Pas d’interculturalité sans anti-racisme !
On a parfois tendance à opposer la démarche interculturelle et celle de l’anti-racisme. Là où l’approche interculturelle cherche à dépasser une frontière à l’extérieur du groupe, l’anti-racisme nomme une frontière à l’intérieur de la communauté nationale. Une frontière qui empêche les descendants des différents groupes de migrant.e.s de prendre place de manière égale dans la société. À mes yeux, cependant, il n’y a nullement opposition entre ces deux approches.
Au niveau théorique, il s’agit de deux niveaux de lecture différents : l’interculturel porte sur la rencontre entre personnes ou groupes ; l’anti-racisme, lui, dénonce les cadres sociaux dans lesquels se déroule cette rencontre, et qui fabriquent de l’inégalité.
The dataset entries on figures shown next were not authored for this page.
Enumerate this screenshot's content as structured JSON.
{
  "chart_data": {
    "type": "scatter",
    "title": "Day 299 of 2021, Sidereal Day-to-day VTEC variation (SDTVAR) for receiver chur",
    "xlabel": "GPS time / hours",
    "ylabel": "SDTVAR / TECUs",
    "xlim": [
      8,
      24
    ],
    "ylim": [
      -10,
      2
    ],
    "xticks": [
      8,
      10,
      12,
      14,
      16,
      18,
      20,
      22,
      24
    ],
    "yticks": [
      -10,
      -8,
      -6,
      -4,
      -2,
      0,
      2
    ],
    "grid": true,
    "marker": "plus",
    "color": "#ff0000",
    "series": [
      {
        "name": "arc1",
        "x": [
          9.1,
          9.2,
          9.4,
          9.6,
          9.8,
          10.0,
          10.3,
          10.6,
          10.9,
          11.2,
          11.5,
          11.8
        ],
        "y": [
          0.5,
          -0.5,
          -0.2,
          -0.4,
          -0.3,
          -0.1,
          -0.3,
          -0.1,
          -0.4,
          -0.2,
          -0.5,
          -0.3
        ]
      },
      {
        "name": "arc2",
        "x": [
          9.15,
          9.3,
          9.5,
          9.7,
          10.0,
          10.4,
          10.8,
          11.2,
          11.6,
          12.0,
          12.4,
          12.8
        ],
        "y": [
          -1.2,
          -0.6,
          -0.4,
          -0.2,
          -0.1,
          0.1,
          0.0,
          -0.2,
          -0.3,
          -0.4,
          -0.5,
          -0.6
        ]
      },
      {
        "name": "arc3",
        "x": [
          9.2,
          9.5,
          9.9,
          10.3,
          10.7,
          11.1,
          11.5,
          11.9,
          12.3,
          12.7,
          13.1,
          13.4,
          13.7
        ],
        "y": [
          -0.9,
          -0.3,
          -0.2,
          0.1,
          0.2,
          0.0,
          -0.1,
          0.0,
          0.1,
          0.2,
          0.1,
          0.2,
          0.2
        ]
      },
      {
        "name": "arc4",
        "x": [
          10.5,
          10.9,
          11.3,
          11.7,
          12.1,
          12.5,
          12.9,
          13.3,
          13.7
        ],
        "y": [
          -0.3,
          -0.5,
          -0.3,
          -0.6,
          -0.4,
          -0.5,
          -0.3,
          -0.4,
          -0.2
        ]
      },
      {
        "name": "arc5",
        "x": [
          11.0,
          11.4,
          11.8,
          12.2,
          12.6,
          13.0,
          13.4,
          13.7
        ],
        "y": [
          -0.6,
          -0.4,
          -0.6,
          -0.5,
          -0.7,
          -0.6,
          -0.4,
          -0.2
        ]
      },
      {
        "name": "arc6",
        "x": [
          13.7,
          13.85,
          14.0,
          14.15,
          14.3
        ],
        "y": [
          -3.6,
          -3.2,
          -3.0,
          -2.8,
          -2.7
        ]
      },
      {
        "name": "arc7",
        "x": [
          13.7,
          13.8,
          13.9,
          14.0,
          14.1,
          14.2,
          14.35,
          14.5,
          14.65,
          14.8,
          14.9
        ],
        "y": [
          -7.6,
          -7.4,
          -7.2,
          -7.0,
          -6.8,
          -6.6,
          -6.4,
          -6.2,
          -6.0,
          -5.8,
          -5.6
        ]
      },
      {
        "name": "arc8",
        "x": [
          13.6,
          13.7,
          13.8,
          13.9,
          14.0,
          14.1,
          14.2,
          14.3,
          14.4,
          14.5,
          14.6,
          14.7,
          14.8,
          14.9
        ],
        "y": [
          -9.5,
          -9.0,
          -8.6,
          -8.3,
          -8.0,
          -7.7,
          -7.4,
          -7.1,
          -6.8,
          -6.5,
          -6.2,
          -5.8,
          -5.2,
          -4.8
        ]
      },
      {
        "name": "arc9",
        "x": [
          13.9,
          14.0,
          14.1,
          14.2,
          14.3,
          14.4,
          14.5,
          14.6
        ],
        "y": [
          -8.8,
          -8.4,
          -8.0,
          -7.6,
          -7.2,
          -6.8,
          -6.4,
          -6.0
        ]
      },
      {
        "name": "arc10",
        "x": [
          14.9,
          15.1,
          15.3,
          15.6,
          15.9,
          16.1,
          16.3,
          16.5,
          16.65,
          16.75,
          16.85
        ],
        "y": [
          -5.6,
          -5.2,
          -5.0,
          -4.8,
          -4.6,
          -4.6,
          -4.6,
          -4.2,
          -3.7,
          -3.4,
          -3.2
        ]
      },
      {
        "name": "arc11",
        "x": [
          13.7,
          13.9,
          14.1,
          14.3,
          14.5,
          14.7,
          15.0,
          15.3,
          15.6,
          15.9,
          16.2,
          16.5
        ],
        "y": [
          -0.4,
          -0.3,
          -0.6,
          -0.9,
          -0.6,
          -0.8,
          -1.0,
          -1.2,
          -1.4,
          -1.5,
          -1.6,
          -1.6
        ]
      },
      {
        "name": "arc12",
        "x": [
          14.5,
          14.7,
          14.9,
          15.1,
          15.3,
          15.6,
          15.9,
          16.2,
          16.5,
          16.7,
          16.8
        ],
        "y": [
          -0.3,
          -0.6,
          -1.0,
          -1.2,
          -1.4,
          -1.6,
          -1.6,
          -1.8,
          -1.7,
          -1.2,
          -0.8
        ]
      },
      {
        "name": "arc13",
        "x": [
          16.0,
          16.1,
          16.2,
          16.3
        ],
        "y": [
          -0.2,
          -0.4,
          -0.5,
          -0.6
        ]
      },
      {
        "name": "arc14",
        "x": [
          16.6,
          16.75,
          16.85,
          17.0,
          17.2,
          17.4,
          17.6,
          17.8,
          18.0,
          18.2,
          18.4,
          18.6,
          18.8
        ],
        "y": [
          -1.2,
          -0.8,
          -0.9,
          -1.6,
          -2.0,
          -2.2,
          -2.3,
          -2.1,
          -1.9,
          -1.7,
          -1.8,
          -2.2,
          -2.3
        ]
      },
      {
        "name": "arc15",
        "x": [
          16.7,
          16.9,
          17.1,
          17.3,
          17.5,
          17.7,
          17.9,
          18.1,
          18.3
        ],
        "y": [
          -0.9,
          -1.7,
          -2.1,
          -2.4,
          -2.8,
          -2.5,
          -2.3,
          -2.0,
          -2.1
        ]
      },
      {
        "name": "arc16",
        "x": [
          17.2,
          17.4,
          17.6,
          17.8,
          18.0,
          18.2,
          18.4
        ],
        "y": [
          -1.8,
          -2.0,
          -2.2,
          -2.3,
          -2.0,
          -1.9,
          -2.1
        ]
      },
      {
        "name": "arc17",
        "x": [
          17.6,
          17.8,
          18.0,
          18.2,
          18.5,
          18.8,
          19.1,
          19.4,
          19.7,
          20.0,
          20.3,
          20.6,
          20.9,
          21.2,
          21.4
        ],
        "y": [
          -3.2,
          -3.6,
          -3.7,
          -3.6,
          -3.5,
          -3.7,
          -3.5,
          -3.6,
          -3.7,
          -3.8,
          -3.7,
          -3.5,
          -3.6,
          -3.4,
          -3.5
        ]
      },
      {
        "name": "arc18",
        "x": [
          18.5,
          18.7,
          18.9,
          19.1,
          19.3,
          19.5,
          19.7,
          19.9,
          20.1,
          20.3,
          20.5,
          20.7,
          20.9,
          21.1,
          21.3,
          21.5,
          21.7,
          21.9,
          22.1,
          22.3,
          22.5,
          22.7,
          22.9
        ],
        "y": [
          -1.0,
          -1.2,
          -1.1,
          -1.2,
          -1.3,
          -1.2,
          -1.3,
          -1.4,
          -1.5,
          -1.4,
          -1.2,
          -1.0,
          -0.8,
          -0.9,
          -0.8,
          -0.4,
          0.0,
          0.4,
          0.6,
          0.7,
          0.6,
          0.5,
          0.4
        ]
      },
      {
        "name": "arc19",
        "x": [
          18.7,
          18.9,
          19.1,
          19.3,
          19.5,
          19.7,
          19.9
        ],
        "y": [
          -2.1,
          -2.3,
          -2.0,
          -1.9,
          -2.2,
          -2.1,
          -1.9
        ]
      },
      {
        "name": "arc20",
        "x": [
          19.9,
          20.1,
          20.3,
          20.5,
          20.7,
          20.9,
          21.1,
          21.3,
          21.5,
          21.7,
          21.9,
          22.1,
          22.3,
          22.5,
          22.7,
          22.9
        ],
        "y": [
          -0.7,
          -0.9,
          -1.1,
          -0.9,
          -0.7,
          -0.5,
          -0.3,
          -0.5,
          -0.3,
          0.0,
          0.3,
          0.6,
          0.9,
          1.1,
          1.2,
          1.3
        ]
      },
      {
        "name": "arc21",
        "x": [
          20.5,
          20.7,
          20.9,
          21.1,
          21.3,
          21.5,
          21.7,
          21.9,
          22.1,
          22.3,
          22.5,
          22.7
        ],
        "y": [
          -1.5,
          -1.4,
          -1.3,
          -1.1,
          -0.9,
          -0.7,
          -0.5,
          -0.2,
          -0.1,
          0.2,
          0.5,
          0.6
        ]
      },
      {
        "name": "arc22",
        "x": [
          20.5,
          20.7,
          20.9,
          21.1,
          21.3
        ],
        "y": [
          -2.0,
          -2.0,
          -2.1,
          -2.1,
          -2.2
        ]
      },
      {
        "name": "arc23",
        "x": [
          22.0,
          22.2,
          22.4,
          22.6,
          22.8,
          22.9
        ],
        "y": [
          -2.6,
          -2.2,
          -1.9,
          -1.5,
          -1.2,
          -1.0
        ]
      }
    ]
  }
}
Parce qu’il remet en cause les fondements de la société, l’anti-racisme est condamné à être réduit à la marge et perçu comme « radical ». Pourtant, en interrogeant l’organisation sociale qui produit des inégalités, et les traces qu’a laissées la période coloniale sur l’ordre du monde, ce courant renouvelle un combat universel pour la justice sociale et la paix, en le rendant pluriversel.
L’anti-racisme s’intéresse souvent aux mots. En les prononçant, ses militant.e.s visibilisent l’effet des catégories invisibles (« privilège blanc »). En les remettant en question, ils et elles cherchent à en réduire les effets (« racisés »). Et en en inventant de nouveaux, ils tentent d’avoir un impact sur la réalité (« afrodescendant.e.s »). Si l’anti-racisme prend en charge les mots, c’est parce que ceux-ci sont vecteurs de pouvoir. C’est parce qu’ils cadrent notre pensée avant nos actions. Dire, c’est faire – classer, catégoriser, hiérarchiser… Aussi, mener un travail interculturel qui n’intègre pas une lecture anti-raciste revient à s’arrêter à mi-chemin. C’est identifier le problème sans le connecter à sa source. Nos mots reflètent et fabriquent nos maux, c’est pourquoi nous devons les envisager de manière critique. Et dépasser les binarités polarisantes pour changer notre monde.